Consider mobile. On smaller screens, your background image will scale down, but your text stays the same size relative to the viewport. Test to make sure text doesn't become cramped or overlap awkwardly on mobile devices.

Email Client Compatibility

Background image support varies across email clients:

Full support (CSS background-image): Apple Mail (iOS and macOS), Gmail (web, Android, iOS), Yahoo Mail, AOL, Samsung Mail, and most modern email clients support CSS background images natively.

VML support (Outlook on Windows): Outlook 2007–2021 and Microsoft 365 desktop app require VML for background images. The Email Love plugin generates this automatically.

Outlook.com (web): Supports CSS background images. No VML needed.

Dark mode caveats: Gmail (Android, iOS, web) and Outlook (desktop and mobile) will invert text colors in dark mode. This is the most common source of issues with background images in email.

No support: Some older or niche email clients may not render background images at all. In these cases, your background color fallback will display instead.

For a full breakdown, see the Email Client Compatibility Matrix.

Troubleshooting

Background image not showing in Outlook: Make sure your hero image frame has a Figma image fill (not a nested image layer). The plugin reads the fill property to generate VML. If you placed an image layer behind your content instead of using a fill, the plugin won't recognize it as a background image.

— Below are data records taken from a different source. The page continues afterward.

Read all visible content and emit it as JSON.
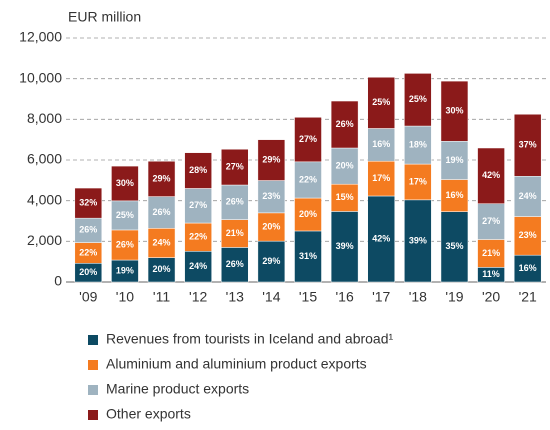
{
  "chart_data": {
    "type": "bar",
    "stacked": true,
    "y_label": "EUR million",
    "categories": [
      "'09",
      "'10",
      "'11",
      "'12",
      "'13",
      "'14",
      "'15",
      "'16",
      "'17",
      "'18",
      "'19",
      "'20",
      "'21"
    ],
    "series": [
      {
        "name": "Revenues from tourists in Iceland and abroad¹",
        "color": "#0d4a63",
        "values": [
          920,
          1080,
          1200,
          1510,
          1700,
          2010,
          2510,
          3470,
          4230,
          4040,
          3460,
          720,
          1320
        ],
        "value_labels": [
          "20%",
          "19%",
          "20%",
          "24%",
          "26%",
          "29%",
          "31%",
          "39%",
          "42%",
          "39%",
          "35%",
          "11%",
          "16%"
        ]
      },
      {
        "name": "Aluminium and aluminium product exports",
        "color": "#f47b20",
        "values": [
          1020,
          1480,
          1440,
          1390,
          1370,
          1390,
          1620,
          1340,
          1710,
          1760,
          1580,
          1370,
          1900
        ],
        "value_labels": [
          "22%",
          "26%",
          "24%",
          "22%",
          "21%",
          "20%",
          "20%",
          "15%",
          "17%",
          "17%",
          "16%",
          "21%",
          "23%"
        ]
      },
      {
        "name": "Marine product exports",
        "color": "#9fb3c0",
        "values": [
          1200,
          1430,
          1560,
          1700,
          1700,
          1590,
          1780,
          1780,
          1610,
          1870,
          1880,
          1760,
          1980
        ],
        "value_labels": [
          "26%",
          "25%",
          "26%",
          "27%",
          "26%",
          "23%",
          "22%",
          "20%",
          "16%",
          "18%",
          "19%",
          "27%",
          "24%"
        ]
      },
      {
        "name": "Other exports",
        "color": "#8b1a1a",
        "values": [
          1480,
          1710,
          1740,
          1760,
          1760,
          2010,
          2190,
          2310,
          2520,
          2590,
          2960,
          2740,
          3050
        ],
        "value_labels": [
          "32%",
          "30%",
          "29%",
          "28%",
          "27%",
          "29%",
          "27%",
          "26%",
          "25%",
          "25%",
          "30%",
          "42%",
          "37%"
        ]
      }
    ],
    "ylim": [
      0,
      12000
    ],
    "yticks": [
      0,
      {
        "value": 2000,
        "label": "2,000"
      },
      {
        "value": 4000,
        "label": "4,000"
      },
      {
        "value": 6000,
        "label": "6,000"
      },
      {
        "value": 8000,
        "label": "8,000"
      },
      {
        "value": 10000,
        "label": "10,000"
      },
      {
        "value": 12000,
        "label": "12,000"
      }
    ],
    "grid": true,
    "legend": "bottom"
  }
}
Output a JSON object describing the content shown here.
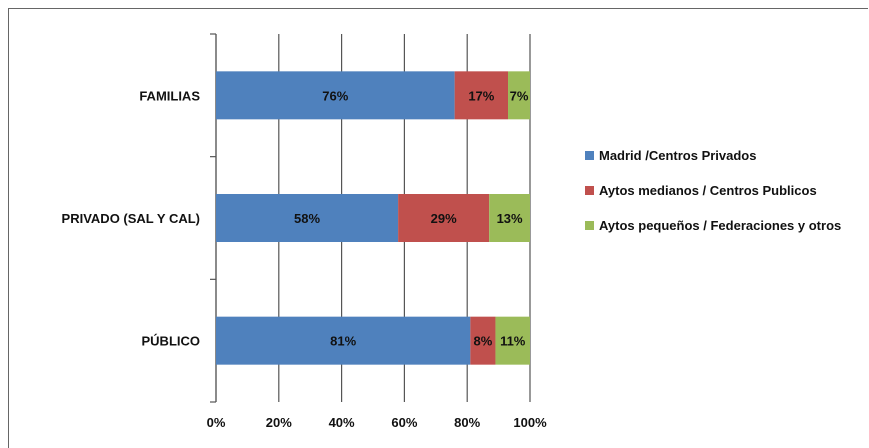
{
  "chart_data": {
    "type": "bar",
    "orientation": "horizontal",
    "stacked": "100%",
    "categories": [
      "FAMILIAS",
      "PRIVADO (SAL Y CAL)",
      "PÚBLICO"
    ],
    "series": [
      {
        "name": "Madrid /Centros Privados",
        "values": [
          76,
          58,
          81
        ],
        "labels": [
          "76%",
          "58%",
          "81%"
        ],
        "color": "#4f81bd"
      },
      {
        "name": "Aytos medianos / Centros Publicos",
        "values": [
          17,
          29,
          8
        ],
        "labels": [
          "17%",
          "29%",
          "8%"
        ],
        "color": "#c0504d"
      },
      {
        "name": "Aytos pequeños / Federaciones y otros",
        "values": [
          7,
          13,
          11
        ],
        "labels": [
          "7%",
          "13%",
          "11%"
        ],
        "color": "#9bbb59"
      }
    ],
    "x_ticks": [
      "0%",
      "20%",
      "40%",
      "60%",
      "80%",
      "100%"
    ],
    "xlim": [
      0,
      100
    ],
    "grid": true,
    "legend_position": "right"
  }
}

Background image appears cropped: Check that your Figma fill mode is set to Fill rather than Fit or Crop. Also verify that your image dimensions match or exceed the size of your hero image frame.

Background image not loading in the inbox: This usually means the image URL is broken or the image wasn't hosted. Confirm that image hosting is enabled in the plugin settings, or that you've manually uploaded the image to your CDN and the URL is correct.

Text is unreadable in dark mode: This is likely the white-to-black text inversion described above. Your options are: (1) test and accept the dark mode rendering, (2) use dark text on a light background image so the inversion actually helps readability, or (3) convert your hero section to a flat image.

Text is hard to read over the background: Add a solid background color as a fallback. In Figma, you can layer a semi-transparent rectangle over the image to darken or lighten it before placing your text.

Background image looks different on mobile: CSS background images scale based on the container size. On a 375px mobile screen, a background originally designed for 640px will be compressed. Design your background images with important visual elements centered, and test on both desktop and mobile using the plugin's preview or a tool like Litmus.